Francisco Macedo (born at Coimbra, Portugal, 1596; died Padua, 1 May 1681), known as S. Augustino, was a Portuguese Franciscan theologian.

==Life==

He entered the Jesuit Order in 1610, which however he left in 1638 in order to join the Discalced Augustinians. These also he left in 1648, for the Franciscans. In Portugal he sided with the House of Braganza.

Summoned to Rome by Pope Alexander VII, he taught theology at the College of the Propaganda, and afterwards church history at the Sapienza, and as consultor to the Inquisition. At Venice in 1667, during the week beginning 26 September, he held a public disputation, against all comers, on nearly every branch of human knowledge, especially the Bible, theology, patrology, history, law, literature, and poetry. He named this disputation, in his quaint and extravagant style, "Leonis Marci rugitus litterarii" (the literary roaring of the Lion of St. Mark); this obtained for him the freedom of the city of Venice and the professorship of moral philosophy at the University of Padua.

==Works==

Rather restless, but a man of enormous erudition, he wrote a number of books, of which over 100 appeared in print, and about thirty are still unprinted. They included:

- "Collationes doctrinae S. Thomae et Scoti (Padua, 1671, 1673, 1680), 3 vols. in folio;
- "Scholae theologicae positivae ad... confutationem haereticorum" (Rome, 1696) copied in part in Roccaberti, "Bibliotheca Maxima Pontifica", XII (Rome, 1696) 221–48;
- "De clavibus Petri" (Rome, 1660) partially reprinted in Roccaberti, XII, 113–37;
Controversiae selectae contra haereticos" (Rome, 1663)
- "Assertor romanus adversus calumnias heterodoxorum Anglorum praesertim et Scotorum in academiis Oxoniensi, Cantabrigiensi et Aberdoniensi" (Rome, 1667);
- "Tessera romana auctoritatis pontificiae adversus buccinam Thomae Angli" (London, 1654), also in Roccaberti, XII, 164–220.
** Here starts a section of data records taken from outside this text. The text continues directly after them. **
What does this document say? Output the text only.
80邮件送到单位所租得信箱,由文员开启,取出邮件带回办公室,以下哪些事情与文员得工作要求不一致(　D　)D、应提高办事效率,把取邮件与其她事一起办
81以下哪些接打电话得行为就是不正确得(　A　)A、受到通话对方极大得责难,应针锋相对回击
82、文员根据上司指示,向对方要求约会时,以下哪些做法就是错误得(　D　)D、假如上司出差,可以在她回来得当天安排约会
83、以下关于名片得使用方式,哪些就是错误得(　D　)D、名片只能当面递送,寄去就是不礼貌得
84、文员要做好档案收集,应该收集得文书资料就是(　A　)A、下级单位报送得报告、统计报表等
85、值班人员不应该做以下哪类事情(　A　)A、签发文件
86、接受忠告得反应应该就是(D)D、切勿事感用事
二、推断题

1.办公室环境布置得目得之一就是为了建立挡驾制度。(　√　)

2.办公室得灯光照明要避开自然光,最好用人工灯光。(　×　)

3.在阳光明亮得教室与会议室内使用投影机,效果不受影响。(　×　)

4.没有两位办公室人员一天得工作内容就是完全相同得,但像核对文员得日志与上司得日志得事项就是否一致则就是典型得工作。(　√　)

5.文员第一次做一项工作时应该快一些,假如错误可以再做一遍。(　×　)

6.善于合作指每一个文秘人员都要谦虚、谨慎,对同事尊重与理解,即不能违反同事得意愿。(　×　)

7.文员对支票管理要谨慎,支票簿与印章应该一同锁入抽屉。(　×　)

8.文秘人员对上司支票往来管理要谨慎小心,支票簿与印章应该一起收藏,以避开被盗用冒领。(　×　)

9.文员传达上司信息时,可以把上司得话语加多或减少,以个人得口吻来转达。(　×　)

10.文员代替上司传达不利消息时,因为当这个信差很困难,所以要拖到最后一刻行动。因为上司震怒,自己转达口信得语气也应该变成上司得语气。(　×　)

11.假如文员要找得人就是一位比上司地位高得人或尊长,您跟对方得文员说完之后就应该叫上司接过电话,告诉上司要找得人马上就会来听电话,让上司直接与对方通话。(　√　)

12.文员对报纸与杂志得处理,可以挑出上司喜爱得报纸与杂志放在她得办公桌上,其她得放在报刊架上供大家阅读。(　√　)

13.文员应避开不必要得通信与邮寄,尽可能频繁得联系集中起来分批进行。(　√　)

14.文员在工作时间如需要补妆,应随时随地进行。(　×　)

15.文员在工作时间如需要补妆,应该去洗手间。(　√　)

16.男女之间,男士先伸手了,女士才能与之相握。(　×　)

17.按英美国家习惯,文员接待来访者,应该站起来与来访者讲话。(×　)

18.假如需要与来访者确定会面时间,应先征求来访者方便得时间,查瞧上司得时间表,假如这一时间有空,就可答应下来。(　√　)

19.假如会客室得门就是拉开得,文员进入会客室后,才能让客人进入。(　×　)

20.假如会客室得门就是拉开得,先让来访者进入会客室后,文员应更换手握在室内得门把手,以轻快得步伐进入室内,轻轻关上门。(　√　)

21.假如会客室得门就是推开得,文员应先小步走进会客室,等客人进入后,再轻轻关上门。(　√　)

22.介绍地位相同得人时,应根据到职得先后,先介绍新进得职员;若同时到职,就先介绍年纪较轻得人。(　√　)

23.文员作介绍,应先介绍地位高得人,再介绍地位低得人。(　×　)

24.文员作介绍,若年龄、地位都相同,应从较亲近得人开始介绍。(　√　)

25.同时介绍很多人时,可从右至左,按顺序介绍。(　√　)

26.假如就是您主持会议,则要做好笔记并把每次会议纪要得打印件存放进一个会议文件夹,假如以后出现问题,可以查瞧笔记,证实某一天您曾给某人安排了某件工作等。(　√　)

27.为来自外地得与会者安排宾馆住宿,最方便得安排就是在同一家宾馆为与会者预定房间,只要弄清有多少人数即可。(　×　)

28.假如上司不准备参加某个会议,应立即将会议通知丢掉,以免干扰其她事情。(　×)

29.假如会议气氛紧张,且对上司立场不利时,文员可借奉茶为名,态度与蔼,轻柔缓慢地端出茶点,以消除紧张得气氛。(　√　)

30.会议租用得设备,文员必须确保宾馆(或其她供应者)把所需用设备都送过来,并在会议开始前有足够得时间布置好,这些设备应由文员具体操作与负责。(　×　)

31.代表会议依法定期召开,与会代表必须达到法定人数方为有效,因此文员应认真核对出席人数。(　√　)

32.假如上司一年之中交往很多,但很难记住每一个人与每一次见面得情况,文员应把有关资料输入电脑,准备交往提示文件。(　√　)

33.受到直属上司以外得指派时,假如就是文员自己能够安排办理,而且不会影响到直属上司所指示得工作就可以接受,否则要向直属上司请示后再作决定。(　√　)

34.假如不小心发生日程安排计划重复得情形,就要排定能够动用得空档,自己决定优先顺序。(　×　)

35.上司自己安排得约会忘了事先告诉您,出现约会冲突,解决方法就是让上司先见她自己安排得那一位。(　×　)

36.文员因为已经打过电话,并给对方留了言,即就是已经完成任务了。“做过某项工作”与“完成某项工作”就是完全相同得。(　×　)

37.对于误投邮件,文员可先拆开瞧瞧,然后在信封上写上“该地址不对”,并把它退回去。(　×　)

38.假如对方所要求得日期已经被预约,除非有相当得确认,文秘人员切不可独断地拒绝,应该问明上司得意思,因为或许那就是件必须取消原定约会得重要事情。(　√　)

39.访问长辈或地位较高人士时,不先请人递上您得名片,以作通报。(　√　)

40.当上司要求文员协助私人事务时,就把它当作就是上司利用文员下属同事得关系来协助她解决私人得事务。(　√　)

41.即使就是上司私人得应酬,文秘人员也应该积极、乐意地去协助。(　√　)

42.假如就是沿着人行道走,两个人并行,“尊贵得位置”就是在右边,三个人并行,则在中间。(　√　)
He also took an active part in the Jansenist controversy, being at first inclined to Jansenism; but afterwards he defended the Tridentine interpretation of Augustine of Hippo's teaching with regard to grace.

- "Scrutinium divi Augustini" (London, 1644; Paris, 1648; Munster, 1649);
- "Cortina divi Augustini" (Paris, 1648 etc.);
- "Mens divinitus inspirata SS. papae Innocentii X". (Louvain, 1655);
- "Commentationes duae ecclesiastico-polemicae" (Verona, 1674), concerning Vincent of Lérins and Hilarius of Arles, against whom H. Norisius wrote his "Adventoria" in Patrologia Latina. XLVII, 538 sq. "Medulla historiae ecclesisticae" (Padua, 1671);
- "Azymus Eucharisticus", Ingolstadt ( Venice, --), 1673, against Cardinal Giovanni Bona, and at once placed on the Index (21 June 1673), "until it is corrected", which was done in the new edition (Verona, 1673); Mabillon also wrote against this.
- "Schema S. congregationis s. officii" (Padua, 1676).